I wanted to improve my Japanese and was fortunate to receive a Mombusho (Japan's Ministry of Education) grant to study at Waseda for a year. I also received ・140,000 yen a month stipend, plus a little more for non-campus/dorm housing. That doesn't sound like a lot nowadays, and indeed, even back then, it was not a whole lot. But it paid the rent and kept me fed... barely. I had taken about $1000 with me which was more than ・200,000 back then. But when I rented a small one room structure with a bathroom @ ・40,000 a month, I had to pay two months as a deposit, two months for key money (that scam that forces you to pay the landlord money in appreciation for them letting you rent the place), one month to the real estate company that listed the property, and first month rent. That's 6 months rent, which works out to ・200,000, and just about cleaned me out. I would receive my stipend from the Ministry once a month but the first installment would take a while as I would have to first set up a bank account and then report it to the school who then had to complete the necessary forms to be sent to the Mombusho. Japan's bureacracy can be such a headache. Anyway, during my first couple of weeks in Japan, I lived on the ・30,000 they gave me as "settling in" money, and the charity of my friends. I'm glad I had friends in Tokyo.

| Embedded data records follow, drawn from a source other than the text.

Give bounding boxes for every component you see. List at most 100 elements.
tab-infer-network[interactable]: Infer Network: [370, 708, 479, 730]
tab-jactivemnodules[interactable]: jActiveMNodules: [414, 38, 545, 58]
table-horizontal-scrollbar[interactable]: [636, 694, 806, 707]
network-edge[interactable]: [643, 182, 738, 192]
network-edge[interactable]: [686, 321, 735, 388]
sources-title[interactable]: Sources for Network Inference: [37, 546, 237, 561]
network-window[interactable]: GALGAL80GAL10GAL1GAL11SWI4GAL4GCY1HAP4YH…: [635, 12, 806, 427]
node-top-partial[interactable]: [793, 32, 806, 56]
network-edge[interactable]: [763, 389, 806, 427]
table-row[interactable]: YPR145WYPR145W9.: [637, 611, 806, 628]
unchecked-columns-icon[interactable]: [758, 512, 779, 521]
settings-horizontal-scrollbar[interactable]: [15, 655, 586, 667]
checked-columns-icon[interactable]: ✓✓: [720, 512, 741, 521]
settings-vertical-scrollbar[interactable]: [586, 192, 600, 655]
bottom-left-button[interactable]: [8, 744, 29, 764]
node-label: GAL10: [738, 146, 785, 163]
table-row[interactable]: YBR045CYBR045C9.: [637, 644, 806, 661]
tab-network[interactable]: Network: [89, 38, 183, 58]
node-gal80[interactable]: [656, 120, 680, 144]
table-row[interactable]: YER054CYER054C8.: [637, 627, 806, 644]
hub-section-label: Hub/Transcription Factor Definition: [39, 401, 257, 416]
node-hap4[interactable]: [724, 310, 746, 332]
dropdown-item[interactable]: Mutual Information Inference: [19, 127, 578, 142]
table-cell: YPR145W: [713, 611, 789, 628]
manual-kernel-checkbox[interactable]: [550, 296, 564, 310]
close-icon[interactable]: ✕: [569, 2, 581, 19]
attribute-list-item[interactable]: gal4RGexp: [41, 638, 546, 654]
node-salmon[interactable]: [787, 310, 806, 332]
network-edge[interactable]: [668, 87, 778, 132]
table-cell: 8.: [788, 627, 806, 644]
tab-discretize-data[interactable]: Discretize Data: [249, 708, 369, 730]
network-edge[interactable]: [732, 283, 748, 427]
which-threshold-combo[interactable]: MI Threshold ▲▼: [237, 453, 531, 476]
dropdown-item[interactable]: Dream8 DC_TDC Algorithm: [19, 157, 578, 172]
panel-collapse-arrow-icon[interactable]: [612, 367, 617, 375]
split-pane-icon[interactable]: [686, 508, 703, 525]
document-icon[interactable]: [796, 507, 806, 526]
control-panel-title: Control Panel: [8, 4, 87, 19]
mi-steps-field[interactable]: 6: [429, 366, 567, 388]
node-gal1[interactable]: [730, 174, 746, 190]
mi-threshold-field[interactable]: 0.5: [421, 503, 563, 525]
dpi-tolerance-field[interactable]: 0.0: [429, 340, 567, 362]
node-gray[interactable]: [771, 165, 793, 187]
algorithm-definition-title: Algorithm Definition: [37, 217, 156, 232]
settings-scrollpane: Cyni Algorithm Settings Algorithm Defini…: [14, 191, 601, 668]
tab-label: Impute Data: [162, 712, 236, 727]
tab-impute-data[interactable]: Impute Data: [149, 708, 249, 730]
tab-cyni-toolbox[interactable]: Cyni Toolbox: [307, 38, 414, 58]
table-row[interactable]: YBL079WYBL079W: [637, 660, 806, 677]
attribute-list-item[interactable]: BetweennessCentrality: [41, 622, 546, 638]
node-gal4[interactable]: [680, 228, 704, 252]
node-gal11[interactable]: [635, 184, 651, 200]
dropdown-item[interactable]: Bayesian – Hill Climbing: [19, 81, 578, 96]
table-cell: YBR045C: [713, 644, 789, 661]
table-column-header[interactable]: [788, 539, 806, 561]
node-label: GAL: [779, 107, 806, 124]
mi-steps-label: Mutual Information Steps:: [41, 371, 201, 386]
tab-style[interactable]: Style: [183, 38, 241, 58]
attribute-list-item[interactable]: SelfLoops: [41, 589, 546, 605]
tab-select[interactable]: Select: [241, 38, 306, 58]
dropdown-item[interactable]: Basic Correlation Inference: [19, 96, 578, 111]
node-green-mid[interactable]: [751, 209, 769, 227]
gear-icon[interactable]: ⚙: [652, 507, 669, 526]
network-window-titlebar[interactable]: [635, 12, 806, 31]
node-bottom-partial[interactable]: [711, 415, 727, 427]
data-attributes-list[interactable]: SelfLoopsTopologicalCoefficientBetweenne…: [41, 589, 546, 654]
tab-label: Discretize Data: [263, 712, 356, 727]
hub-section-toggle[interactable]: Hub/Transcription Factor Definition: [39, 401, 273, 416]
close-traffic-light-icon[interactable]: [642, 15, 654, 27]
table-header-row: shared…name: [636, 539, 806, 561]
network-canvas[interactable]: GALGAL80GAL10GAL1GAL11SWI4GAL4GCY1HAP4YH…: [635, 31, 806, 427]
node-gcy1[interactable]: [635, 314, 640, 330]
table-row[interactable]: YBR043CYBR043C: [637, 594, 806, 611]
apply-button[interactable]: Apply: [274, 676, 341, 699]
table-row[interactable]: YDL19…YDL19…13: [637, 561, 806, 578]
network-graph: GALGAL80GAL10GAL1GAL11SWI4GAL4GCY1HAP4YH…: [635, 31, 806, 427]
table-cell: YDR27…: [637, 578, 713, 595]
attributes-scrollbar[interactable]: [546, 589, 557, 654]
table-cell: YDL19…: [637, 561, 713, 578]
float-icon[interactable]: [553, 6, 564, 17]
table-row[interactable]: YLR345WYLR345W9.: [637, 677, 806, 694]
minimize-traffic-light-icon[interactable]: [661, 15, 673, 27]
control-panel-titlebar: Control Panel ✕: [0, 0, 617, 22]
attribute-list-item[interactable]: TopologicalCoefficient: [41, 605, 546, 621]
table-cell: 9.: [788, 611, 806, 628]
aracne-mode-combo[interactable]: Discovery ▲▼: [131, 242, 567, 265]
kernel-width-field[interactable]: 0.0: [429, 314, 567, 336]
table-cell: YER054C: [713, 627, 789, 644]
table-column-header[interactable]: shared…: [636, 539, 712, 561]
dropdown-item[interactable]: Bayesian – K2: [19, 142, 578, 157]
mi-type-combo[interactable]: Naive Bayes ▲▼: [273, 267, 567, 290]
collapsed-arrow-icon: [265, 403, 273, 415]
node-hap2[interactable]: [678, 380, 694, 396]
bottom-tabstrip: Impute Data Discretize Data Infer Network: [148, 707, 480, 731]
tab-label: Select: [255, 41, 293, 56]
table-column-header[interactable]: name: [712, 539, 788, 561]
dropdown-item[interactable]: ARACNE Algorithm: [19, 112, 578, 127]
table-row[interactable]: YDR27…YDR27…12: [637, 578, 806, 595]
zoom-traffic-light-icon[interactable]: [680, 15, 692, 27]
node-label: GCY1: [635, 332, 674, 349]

I remember the first few months in Japan on my own were a struggle. I bought food at Seiyu, the supermarket at my train stop, Nishi-Ogikubo, and walked 17 minutes home to my little shack in Zenpukuji. I had no washing machine, but fortunately, right when even I couldn't stand the smell of my unwashed clothes, I found a coin laundry about three blocks away on the other side of the Zenpukuji River. Well, it's not really a river. Zenpukuji River looked more like a drainage ditch, and it was. It was to ensure that the lake in Zenpukuji Park never flooded the surrounding areas during heavy rains.

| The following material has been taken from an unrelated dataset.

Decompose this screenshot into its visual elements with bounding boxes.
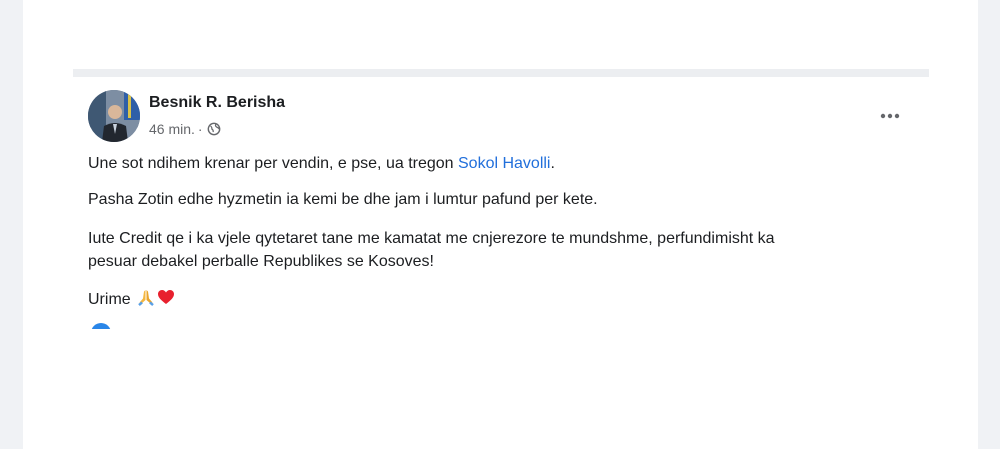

Anyway, the place I stayed in was previously a six-mat tea room that the owner decided to add a bathroom and rent it out as a bungalow of sorts. It was a cool place to live, as every Japanese person who came to visit thought they had been transported back in time. The outside looked a bit shabby, an old wooden structure similar to one you'd see in any black and white film from the 50s. But it had a small veranda and a plum blossom tree in front--where I heard my first nightengale. It was also incredibly drafty, and the indoor temperature was always the same as it was outside. I found the place through an Ogikubo real estate agent. I had gone with a UCLA friend who lived int he area and was kind enough to do most of the talking for me: My Japanese skills were still in its formative years and I was unfamiliar with much of the terminalogy regarding rents and contracts. I remember the agent talking to the landlord over the phone and trying to reassure her that even though I was an American, I was in principal Japanese. I did not know then that there was a bias against non-Asians when renting. Indeed, according to some of my students, this bias continues to varying degrees.

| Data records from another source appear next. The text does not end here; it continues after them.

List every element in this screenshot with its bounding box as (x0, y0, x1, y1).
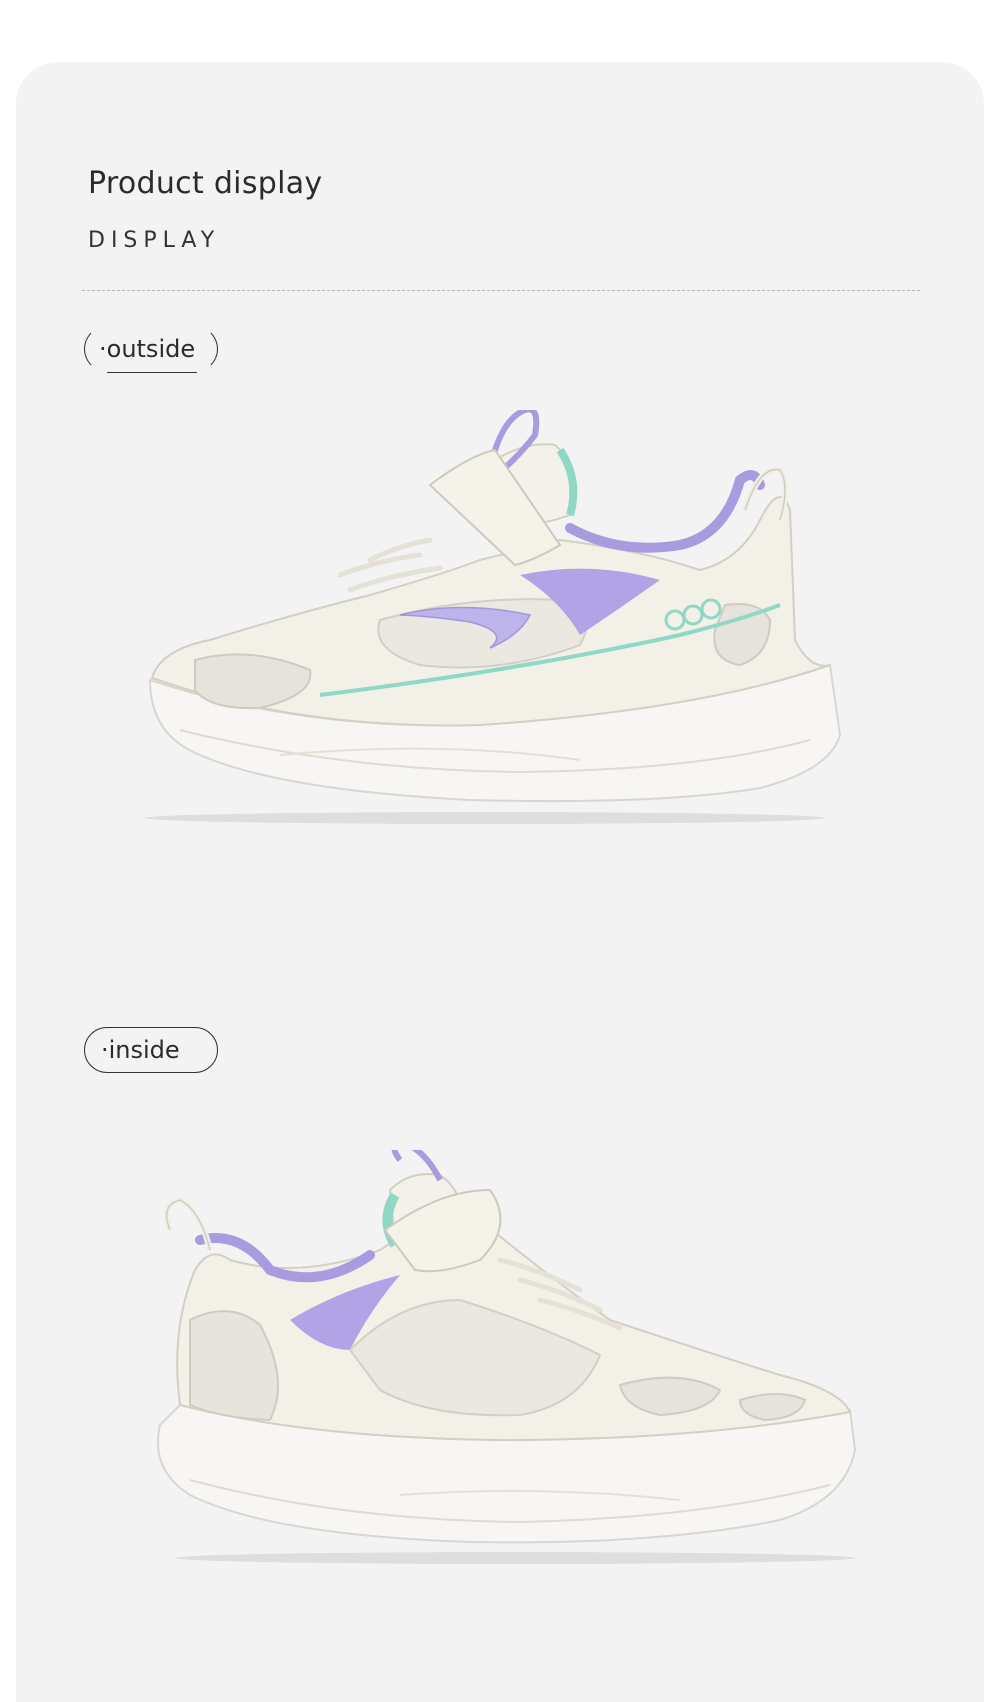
section-title: Product display (88, 166, 323, 201)
dashed-divider (82, 290, 920, 291)
label-underline (107, 371, 197, 373)
sneaker-inside-image (157, 1150, 857, 1564)
inside-view-label-text: ·inside (101, 1036, 180, 1064)
inside-view-label: ·inside (84, 1027, 218, 1073)
outside-view-label: ·outside (84, 326, 218, 373)
section-subtitle: DISPLAY (88, 228, 221, 253)
outside-view-label-text: ·outside (99, 335, 196, 363)
sneaker-outside-image (145, 410, 842, 824)
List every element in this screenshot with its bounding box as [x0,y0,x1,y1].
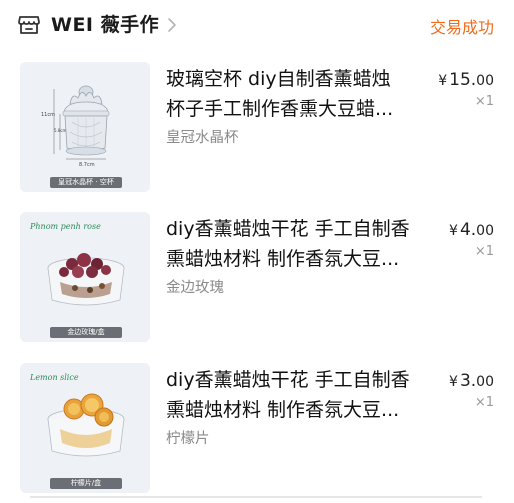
product-title-line1: diy香薰蜡烛干花 手工自制香 [166,369,410,391]
chevron-right-icon[interactable] [166,16,178,34]
product-price: ¥3.00 [449,371,494,391]
dried-rose-box-image [20,212,150,342]
price-decimal: 00 [476,374,494,390]
store-icon[interactable] [18,15,40,35]
order-item[interactable]: 11cm 5.8cm 8.7cm 皇冠水晶杯 · 空杯 玻璃空杯 diy自制香薰… [0,62,514,202]
product-title[interactable]: 玻璃空杯 diy自制香薰蜡烛 杯子手工制作香熏大豆蜡... [166,64,422,124]
price-integer: 3. [459,371,477,391]
price-decimal: 00 [476,223,494,239]
product-quantity: ×1 [474,94,494,109]
crown-glass-cup-image: 11cm 5.8cm 8.7cm [20,62,150,192]
currency-symbol: ¥ [449,223,458,239]
order-status: 交易成功 [429,18,494,37]
lemon-slice-box-image [20,363,150,493]
price-integer: 4. [459,220,477,240]
width-label: 8.7cm [79,162,95,168]
image-caption: 皇冠水晶杯 · 空杯 [50,177,122,188]
product-price: ¥4.00 [449,220,494,240]
product-image-lemon[interactable]: Lemon slice 柠檬片/盒 [20,363,150,493]
product-title-line2: 熏蜡烛材料 制作香氛大豆... [166,399,400,421]
height-label: 11cm [41,112,55,118]
product-variant: 皇冠水晶杯 [166,130,239,146]
currency-symbol: ¥ [449,374,458,390]
order-item[interactable]: Phnom penh rose 金边玫瑰/盒 diy香薰蜡烛干花 手工自制香 熏… [0,212,514,352]
currency-symbol: ¥ [438,73,448,89]
image-caption: 柠檬片/盒 [50,478,122,489]
store-name[interactable]: WEI 薇手作 [51,10,159,37]
mid-label: 5.8cm [54,128,67,133]
image-tag: Phnom penh rose [30,222,101,231]
image-tag: Lemon slice [30,373,79,382]
image-caption: 金边玫瑰/盒 [50,327,122,338]
product-quantity: ×1 [474,395,494,410]
order-header: WEI 薇手作 交易成功 [0,0,514,50]
price-decimal: 00 [476,73,494,89]
product-title-line2: 杯子手工制作香熏大豆蜡... [166,98,394,120]
product-image-crown-cup[interactable]: 11cm 5.8cm 8.7cm 皇冠水晶杯 · 空杯 [20,62,150,192]
product-variant: 金边玫瑰 [166,280,224,296]
price-integer: 15. [449,70,477,90]
product-title[interactable]: diy香薰蜡烛干花 手工自制香 熏蜡烛材料 制作香氛大豆... [166,365,422,425]
product-title-line2: 熏蜡烛材料 制作香氛大豆... [166,248,400,270]
product-variant: 柠檬片 [166,431,210,447]
product-title[interactable]: diy香薰蜡烛干花 手工自制香 熏蜡烛材料 制作香氛大豆... [166,214,422,274]
product-quantity: ×1 [474,244,494,259]
product-title-line1: 玻璃空杯 diy自制香薰蜡烛 [166,68,391,90]
product-title-line1: diy香薰蜡烛干花 手工自制香 [166,218,410,240]
product-price: ¥15.00 [438,70,494,90]
order-item[interactable]: Lemon slice 柠檬片/盒 diy香薰蜡烛干花 手工自制香 熏蜡烛材料 … [0,363,514,503]
product-image-rose[interactable]: Phnom penh rose 金边玫瑰/盒 [20,212,150,342]
bottom-divider [30,496,482,498]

Image of gas stove Kotatsu |
I also bought a futon comforter, TV and a radio-cassette player. Everything else I borrowed from my friend's mother. She was so nice to me and supplied me with everything I needed, incuding extra bedding (sheets, pillows), towels, rice cooker, pots and pans, cooking and eating utensils, a gas stove, gas burner and the one essential item to complete any home, a kotatsu, the heated table. Without these necessities of life, I would not have survived the winters in Tokyo, particularly in a drafty house.